BY SEAN DARGE
Dawie Roodt believes South Africans are chronically misinformed about their economy. In Tax, Lies and Red Tape: Confessions of an Unreconstructed Neoliberal Fundamentalist, the book he has written with Linette Retief, he is determined to change this, discussing the economy’s macro and micro elements and possibilities with playful thoroughness.
In this accessible diagnosis, Roodt describes what he believes are the causes of South Africa’s ailing economy and offers readers a muscle-relaxant for the tightening grip of “South Africa’s three great evils”: unemployment, poverty and inequality. The book discusses the opposing economic and ideological pulls in South Africa by first providing an historical account of the emergence of capitalism, followed by a caustic rebuff of communism. This truncated economic history lesson is important, as the solutions which Roodt proposes for South Africa’s economy take stock of what hasn’t worked in the past. Indeed, Roodt is unforgiving of those in South Africa who cling on to antiquated economic principles: the successes of free market precepts are highlighted and presented (generously) as the panacea for South Africa’s stalling economy.

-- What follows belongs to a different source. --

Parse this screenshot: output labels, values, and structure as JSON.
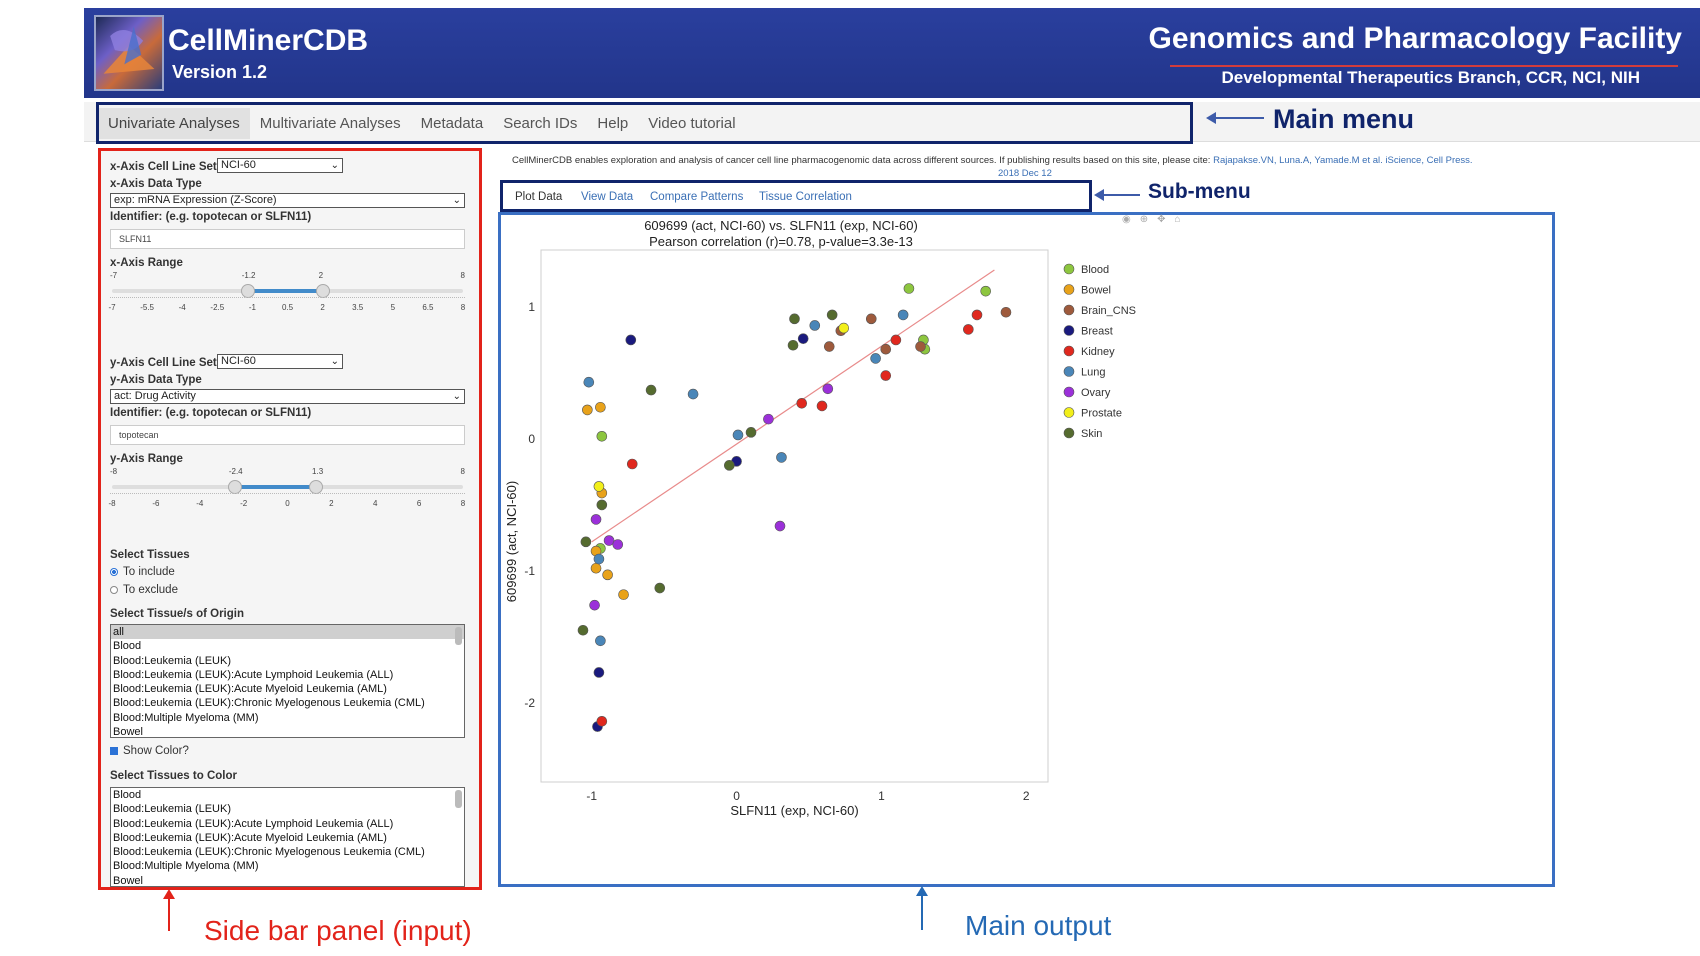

Roodt animates his explanation of economics by grounding theory in examples which stretch right around the world, demonstrating the inefficiencies produced when Adam Smith’s invisible hand is strong-armed. The reader is inducted quickly into the theories which give weight to our rands; through easy economic-speak Roodt tries to catch you up on everything essential to holding your own against a second year economics student. Roodt is able to communicate ideas and consequences of economic theory simply, without patronising the reader or obfuscating meaning through his reductions. This shouldn’t be surprising given his past experience as economics editor of Finweek and nine years spent as an economist at the South African Reserve Bank. He has translated knowledge gleaned from working in the central nervous system of the South African economy into deliberations on the fiscus, the labour system and the state’s functions. He proposes solutions for government debt and, cheekily, proposes reforms to the central bank.
Roodt’s explanations of monetary policy and the immediate impact it has on South Africa is essential reading for the economic novice, or for those who want a quick and loaded projection of South Africa’s economy. You’re left feeling confidently familiar with economic theory despite having to negotiate the bi-polarity of policy approaches in South Africa’s economy.
Most interesting is Roodt’s predictions on future prospects for South Africa, where he is wearing his hat as Chief Economist of Efficient Group Limited. Appropriately concluding his argument, he offers a forecast of what South Africans will experience in respect of their demographic dividend and what this means for South Africa’s future prospects. Roodt presents how South Africa’s economic growth rates could accelerate due to a decline in fertility and morality rates, as well as considering the age structure of the population — providing insights for those concerned about youth unemployment especially.
While Roodt is confident of the proposals he puts forward to restore South Africa to optimal growth, he does urge South Africans to question those who purport to have all the answers to SA’s problems. His book empowers the reader with some knowledge of what to look out for when doing so.